Brain repair and neuroprotection by serum insulin-like growth factor I
- Cite this article as:
- Carro, E., Trejo, J.L., Núñez, A. et al. Mol Neurobiol (2003) 27: 153. doi:10.1385/MN:27:2:153
The existence of protective mechanisms in the adult brain is gradually being recognized as an important aspect of brain function. For many years, self-repair processes in the post-embryonic brain were considered of minor consequence or nonexistent. This notion dominated the study of neurotrophism. Thus, although the possibility that neurotrophic factors participate in brain function in adult life was prudently maintained, the majority of the studies on the role of trophic factors in the brain were focused on developmental aspects. With the recent recognition that the adult brain keeps a capacity for cell renewal, although limited, a new interest in the regenerative properties of brain tissue has emerged. New findings on the role of insulin-like growth factor I (IGF-I), a potent neurotrophic peptide present at high levels in serum, may illustrate this current trend.

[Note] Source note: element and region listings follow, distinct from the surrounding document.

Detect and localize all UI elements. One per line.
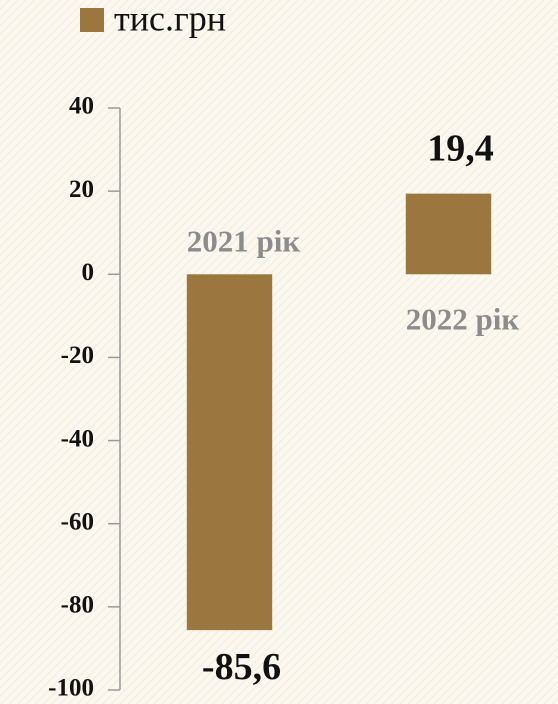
y-tick-label: -80 bbox=[61, 592, 94, 619]
y-tick-label: -60 bbox=[61, 508, 94, 535]
legend-label: тис.грн bbox=[114, 0, 226, 38]
category-label: 2022 рік bbox=[406, 301, 520, 336]
y-tick-label: 20 bbox=[69, 176, 94, 203]
value-label: -85,6 bbox=[202, 646, 281, 688]
value-label: 19,4 bbox=[427, 127, 494, 169]
y-tick-label: 40 bbox=[69, 93, 94, 120]
y-tick-label: -100 bbox=[48, 675, 94, 702]
y-tick-label: -20 bbox=[61, 342, 94, 369]
bar bbox=[186, 274, 273, 631]
category-label: 2021 рік bbox=[187, 223, 301, 258]
y-tick-label: -40 bbox=[61, 425, 94, 452]
legend-swatch bbox=[80, 8, 104, 32]
bar bbox=[405, 193, 492, 275]
y-tick-label: 0 bbox=[82, 259, 95, 286]
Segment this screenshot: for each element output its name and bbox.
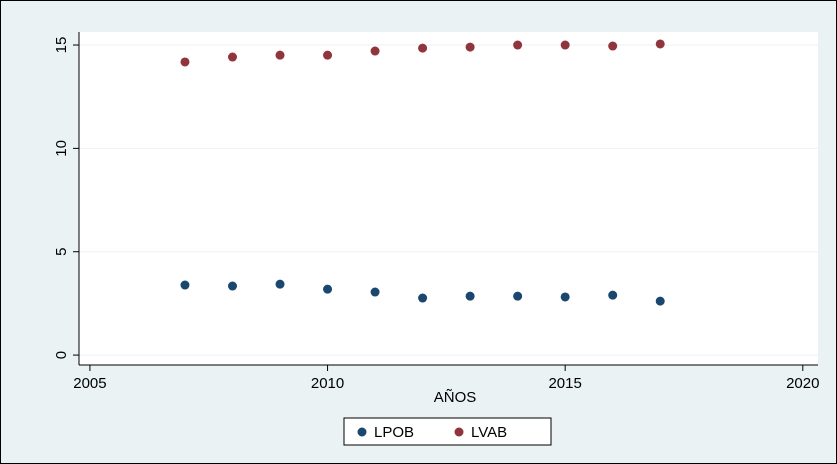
point <box>323 284 333 294</box>
point <box>370 46 380 56</box>
point <box>560 292 570 302</box>
y-tick-label: 15 <box>53 37 70 54</box>
x-tick-label: 2020 <box>786 375 819 392</box>
point <box>418 293 428 303</box>
legend-label: LPOB <box>374 424 414 441</box>
point <box>465 291 475 301</box>
point <box>275 50 285 60</box>
point <box>655 39 665 49</box>
point <box>180 280 190 290</box>
point <box>323 50 333 60</box>
y-tick-label: 10 <box>53 140 70 157</box>
legend-box <box>343 417 552 446</box>
legend-marker <box>454 427 464 437</box>
x-tick-label: 2015 <box>548 375 581 392</box>
point <box>560 40 570 50</box>
x-axis-title: AÑOS <box>434 389 477 406</box>
plot-area <box>79 32 818 365</box>
point <box>275 279 285 289</box>
point <box>465 42 475 52</box>
point <box>180 57 190 67</box>
point <box>513 40 523 50</box>
point <box>608 290 618 300</box>
point <box>228 52 238 62</box>
point <box>370 287 380 297</box>
point <box>655 296 665 306</box>
y-tick-label: 5 <box>53 248 70 256</box>
x-tick-label: 2005 <box>73 375 106 392</box>
point <box>228 281 238 291</box>
legend-marker <box>357 427 367 437</box>
legend-label: LVAB <box>471 424 507 441</box>
point <box>608 41 618 51</box>
x-tick-label: 2010 <box>311 375 344 392</box>
y-tick-label: 0 <box>53 351 70 359</box>
point <box>513 291 523 301</box>
point <box>418 43 428 53</box>
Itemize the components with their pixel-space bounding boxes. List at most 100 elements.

Circulating IGF-I is an important determinant of proper brain function in the adult. Its pleiotropic effects range from classical trophic actions on neurons such as housekeeping or anti-apoptotic/pro-survival effects to modulation of brain-barrier permeability, neuronal excitability, or new neuron formation. More recent findings indicate that IGF-I participates in physiologically relevant neuroprotective mechanisms such as those triggered by physical exercise. The increasing number of neurotrophic features displayed by serum IGF-I reinforces the view of a physiological neuroprotective network formed by IGF-I, and possibly other still uncharacterized signals. Future studies with IGF-I, and hopefully other neurotrophic factors, will surely reveal and teach us how to potentiate the self-reparative properties of the adult brain.